Oil sheds over 1% on dismal China data and Morgan Stanley's Brent forecast
An oil pump jack is seen in California, US. Reuters

Crude oil prices witnessed mixed trade in Asia amid concerns surrounding a global supply glut and uncertainty about whether oil cartel Opec will cut production at a meeting later in the month.

Brent front-month contract was trading 0.23% higher to $77.67 a barrel as of 0649 GMT after the December contract expired on 13 November, when it finished $2.46 lower at $77.92, a level not seen since September 2010.

US December contract was trading 0.32% lower to $73.97 a barrel.

Brent prices have dropped for eight successive weeks, their longest weekly losing streak since records began in 1988, Reuters data showed. Prices are down some seven percent this week.

Mark Keenan, head of commodities research at Societe Generale in Singapore, told Reuters: "We've got a period of very heightened volatility in the lead-up to the November 27 Opec meeting."

US Stockpiles

Adding to oversupply worries, crude stocks at the key Cushing, Oklahoma, delivery hub in the US increased by a larger-than-expected 1.7 million barrels last week, the Energy Information Administration (EIA) said.

But American crude stockpiles surprisingly fell 1.7 million barrels in the week to 7 November, against expectations of a 750,000 barrel increase in inventories, the EIA said.

Libyan Supply

The 120,000 barrel-a-day Hariga oil port in eastern Libya has reopened after state security guards ended a protest over unpaid wages, but the El Sharara oil field remains shut.

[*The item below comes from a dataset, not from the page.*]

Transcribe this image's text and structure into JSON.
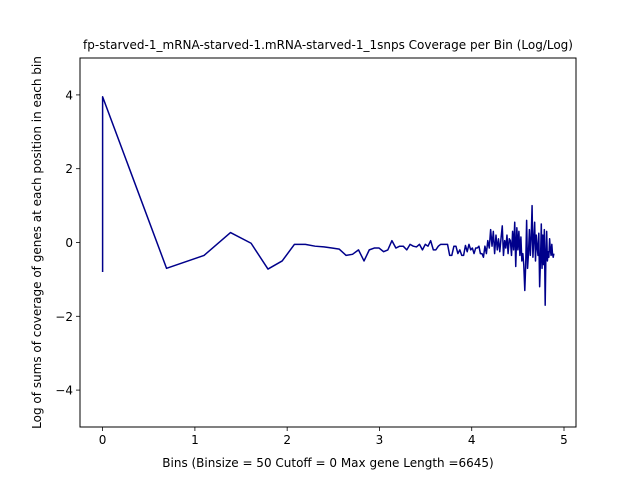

Iraqi and Kurdish officials have struck a deal over oil exports and civil service payments, which should ease tensions between Baghdad and the Kurdistan Regional Government (KRG), Iraq's finance minister Hoshyar Zebari said.

Opec production rose to its highest in more than a year in October, a Bloomberg survey showed, just as the US, the world's leading oil consumer, moved closer towards energy independence.

Oil prices have lost some 30% since a peak in June on fears that slowing economic activity in Europe and China, will hit demand in the regions.